Qu’elle était blanche, la Côte du même nom, avant que le gris du béton ne la grignote… qu’elle soit Blanca ou Daurada, Del Sol ou Brava, c’est partout pareil; le littoral espagnol, du Nord au Sud, a été défiguré par les casernes à touristes, et bien peu de villes balnéaires ont échappé à cette urbanisation délirante ! Calp est (presque) de celles-là…

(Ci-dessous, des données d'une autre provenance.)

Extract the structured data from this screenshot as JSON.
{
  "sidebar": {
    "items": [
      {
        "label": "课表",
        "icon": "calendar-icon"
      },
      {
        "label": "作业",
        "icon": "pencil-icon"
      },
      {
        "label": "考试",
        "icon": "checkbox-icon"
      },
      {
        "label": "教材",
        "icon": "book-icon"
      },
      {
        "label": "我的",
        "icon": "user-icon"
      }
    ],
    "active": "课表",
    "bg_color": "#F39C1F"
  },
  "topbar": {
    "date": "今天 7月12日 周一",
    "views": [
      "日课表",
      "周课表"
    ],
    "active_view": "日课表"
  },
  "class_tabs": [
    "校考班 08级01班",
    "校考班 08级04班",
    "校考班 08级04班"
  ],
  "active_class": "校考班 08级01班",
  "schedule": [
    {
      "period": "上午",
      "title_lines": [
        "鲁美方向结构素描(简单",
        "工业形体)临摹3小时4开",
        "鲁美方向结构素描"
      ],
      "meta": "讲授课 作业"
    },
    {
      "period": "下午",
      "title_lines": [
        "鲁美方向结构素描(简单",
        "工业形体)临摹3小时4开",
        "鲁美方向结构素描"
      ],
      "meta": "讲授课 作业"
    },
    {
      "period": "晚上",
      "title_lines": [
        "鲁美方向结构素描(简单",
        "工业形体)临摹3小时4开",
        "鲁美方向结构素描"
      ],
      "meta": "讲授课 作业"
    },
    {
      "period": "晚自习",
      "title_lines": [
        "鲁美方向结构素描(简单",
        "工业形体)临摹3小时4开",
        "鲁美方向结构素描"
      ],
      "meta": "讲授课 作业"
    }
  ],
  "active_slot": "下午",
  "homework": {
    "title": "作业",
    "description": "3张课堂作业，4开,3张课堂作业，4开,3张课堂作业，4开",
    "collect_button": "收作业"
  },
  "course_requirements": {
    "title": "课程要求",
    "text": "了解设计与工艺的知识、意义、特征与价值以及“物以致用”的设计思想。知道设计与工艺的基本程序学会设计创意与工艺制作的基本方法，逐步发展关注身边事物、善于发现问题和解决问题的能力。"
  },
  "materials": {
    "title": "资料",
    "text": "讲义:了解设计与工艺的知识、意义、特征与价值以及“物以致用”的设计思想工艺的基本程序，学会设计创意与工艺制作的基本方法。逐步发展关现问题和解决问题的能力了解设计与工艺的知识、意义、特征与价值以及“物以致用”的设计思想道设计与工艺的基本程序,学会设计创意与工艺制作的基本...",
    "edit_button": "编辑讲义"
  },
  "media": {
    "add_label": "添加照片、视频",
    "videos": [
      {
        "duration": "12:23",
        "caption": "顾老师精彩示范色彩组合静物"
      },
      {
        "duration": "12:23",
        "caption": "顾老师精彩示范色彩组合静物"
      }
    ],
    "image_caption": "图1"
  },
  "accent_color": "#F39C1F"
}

 Méfiez-vous, toutefois : lorsque les prospectus ou descriptifs vous parlent de « charmant village de pêcheurs ayant gardé son âme», n’allez pas imaginer un petit groupement de maisonnettes blanches, surplombant la mer dans un bel isolement.
Cela n’existe plus guère en Espagne, où je n’ai jamais vu la moindre localité de bord de mer qui n’en touche une autre, puis une autre encore, à l’infini… Mais lorsque vous trouvez, au détour d’un ensemble géant de constructions nauséeuses, une ruelle à l’ancienne, sinuant sur une colline dans le vert des pins, sans une tour qui s’inscrive à l’horizon… c’est déjà le bonheur !
Calp, c’est un peu ça : à quelques encablures de Benidorm ou de Benicassim, deux des plus parfaites représentantes du bétonnage architectural de la Méditerranée, elle apparaît au voyageur en mal de pittoresque comme une oasis immaculée, redonnant à la Costa un peu de cette blancheur dont elle n’a gardé (presque) que le nom.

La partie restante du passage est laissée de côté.